As with other roles, ChatGPT will initially augment the work of sales professionals by automating simple, repetitive tasks, for example, entering information into a customer relationship management (CRM) database and writing letters of introduction to potential new customers. It will also power chatbots that will handle incoming sales inquiries. Salespeople themselves will find they have more time to spend on building relationships with their clients, identifying new sources of leads, and developing their salesmanship techniques and strategies.

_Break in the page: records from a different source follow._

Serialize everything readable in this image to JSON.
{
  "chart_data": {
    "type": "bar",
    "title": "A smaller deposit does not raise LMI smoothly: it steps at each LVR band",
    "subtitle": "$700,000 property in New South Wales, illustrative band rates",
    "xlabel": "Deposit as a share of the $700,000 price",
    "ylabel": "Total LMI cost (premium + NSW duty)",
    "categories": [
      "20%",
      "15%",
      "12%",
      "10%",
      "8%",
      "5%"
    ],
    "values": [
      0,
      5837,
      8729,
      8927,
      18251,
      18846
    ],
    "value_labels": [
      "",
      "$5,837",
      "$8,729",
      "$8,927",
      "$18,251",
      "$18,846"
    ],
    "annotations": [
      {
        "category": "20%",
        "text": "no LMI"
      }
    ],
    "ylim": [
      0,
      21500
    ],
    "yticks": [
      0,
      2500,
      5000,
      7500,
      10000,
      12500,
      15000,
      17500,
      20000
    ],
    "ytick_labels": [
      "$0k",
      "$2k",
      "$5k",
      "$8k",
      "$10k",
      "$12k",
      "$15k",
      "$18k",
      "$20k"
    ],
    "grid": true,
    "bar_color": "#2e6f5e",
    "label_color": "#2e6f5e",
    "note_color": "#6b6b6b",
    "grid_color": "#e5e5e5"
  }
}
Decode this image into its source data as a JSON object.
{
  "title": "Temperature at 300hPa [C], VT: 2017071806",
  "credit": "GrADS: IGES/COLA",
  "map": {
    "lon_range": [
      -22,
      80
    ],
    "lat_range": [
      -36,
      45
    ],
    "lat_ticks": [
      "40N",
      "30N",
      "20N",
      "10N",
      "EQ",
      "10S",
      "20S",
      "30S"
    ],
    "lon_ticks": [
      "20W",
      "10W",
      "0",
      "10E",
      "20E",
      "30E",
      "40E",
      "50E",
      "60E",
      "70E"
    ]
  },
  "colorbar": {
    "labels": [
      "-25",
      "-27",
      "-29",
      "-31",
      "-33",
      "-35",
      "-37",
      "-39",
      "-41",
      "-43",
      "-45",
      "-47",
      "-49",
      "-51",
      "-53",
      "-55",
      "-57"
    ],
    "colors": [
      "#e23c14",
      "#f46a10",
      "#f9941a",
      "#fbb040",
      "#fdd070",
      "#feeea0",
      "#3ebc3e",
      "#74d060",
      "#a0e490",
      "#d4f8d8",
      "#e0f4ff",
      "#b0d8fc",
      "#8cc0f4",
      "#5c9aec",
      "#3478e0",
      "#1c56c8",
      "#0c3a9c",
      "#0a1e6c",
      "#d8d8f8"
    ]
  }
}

Teachers might today be worrying about their ability to spot students who are trying to cheat by handing in AI-authored homework. But they should also be thinking about how they themselves can put the technology to use in classrooms. For example, they can use ChatGPT to automate the creation of lesson plans, providing suggestions about structure and topics that should be covered in order to provide a thorough overview of a subject. They can also use it to create simple summaries of subjects, or use it to write round-ups and reviews of class activities, or create quizzes to test the knowledge of their students. Of course, one of the most valuable uses will be in teaching students themselves about the possibilities of AI – ensuring they are able to use it to answer questions and augment their own learning abilities.
Public relations (PR) professionals can take advantage of ChatGPT’s writing skills to create social media posts that communicate company news and wider messaging to the outside world. To do this, they will still need to develop an in-depth understanding of their brand’s values and voice, just as they’ve always done, so they can “teach” AI to do this authentically. Technology of this sort can also be used to monitor media and social media for mentions of the company and its products, and to create summarized reports of who is talking about them and what they are saying. PR professionals that master these uses of AI and automation software will find they have more time to develop their skills in other aspects of their work, including building relationships with journalists and the media, and crisis management, which are also essential.